The table above shows representations for bases up to 60 and if nothing showed up in this range then calculations could be extended until the first number in the triplet reaches zero, in which case the length is equal to 2 and the number does not meet the criterion. For 26694, this occurs at base 164 where we find that $0\times {164}^2+162\times 164+126=26694$ which we can represent as ${162.126}_{164}$.

The initial members of OEIS A167782 are: 0, 7, 13, 15, 21, 26, 31, 40, 42, 43, 57, 62, 63, 73, 80, 85, 86, 91, 93, 111, 114, 121, 124, 127, 129, 133, 146, 156, 157, 170, 171, 172, 182, 183, 211, 215, 219, 222, 228, 241, 242, 255, 259, 266, 273, 285, 292, 307, 312, 314, 333, 341, 342, 343, 364, 365, 366. The accompanying comments can be found in the OEIS entry: definition requires “length > 2” because all numbers n > 2 are trivially represented as “11” in base n-1. 0 included at the suggestion of Franklin T. Adams-Watters (and others) as 0 = 000 in any base.
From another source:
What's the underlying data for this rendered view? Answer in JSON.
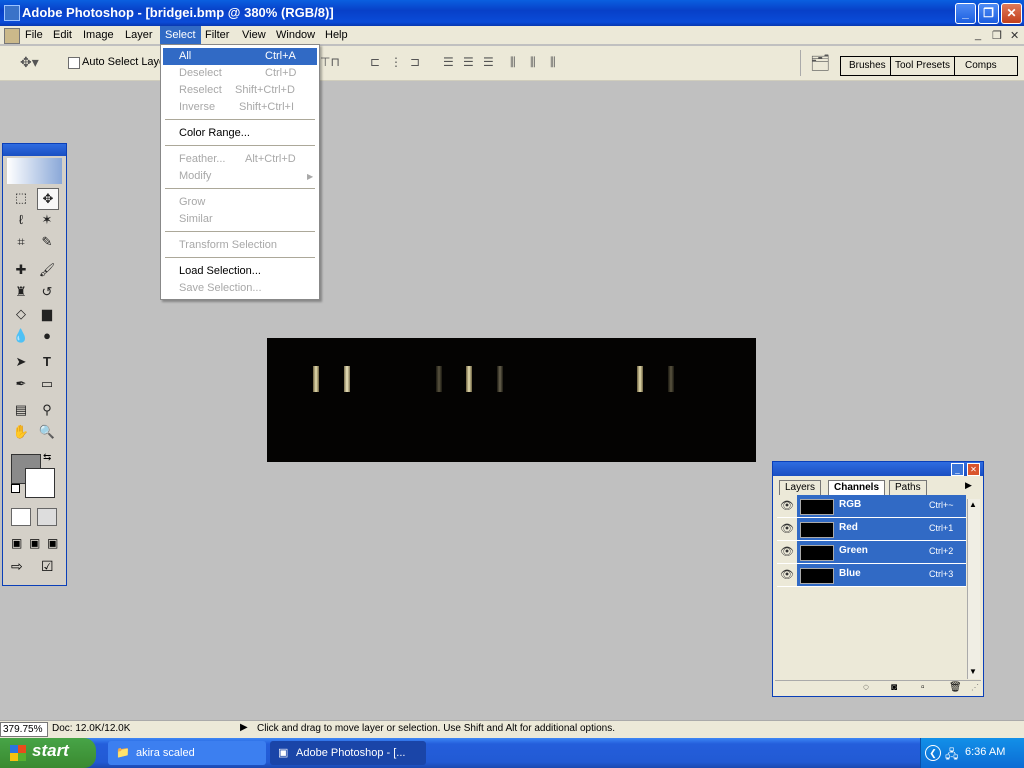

The 10,000th such number in the sequence is 583,744 which means that the percentage of such numbers up to that limit is about 1.713% or a little over 17 per thousand. Let’s not confuse repdigits with repunits:

In recreational mathematics, a repunit is a number like 11, 111, or 1111 that contains only the digit 1 — a more specific type of repdigit. The term stands for repeated unit and was coined in 1966 by Albert H. Beiler in his book Recreations in the Theory of Numbers. Wikipedia

All repdigits are multiples of repunits e.g. 666 is a multiple of the repunit 111.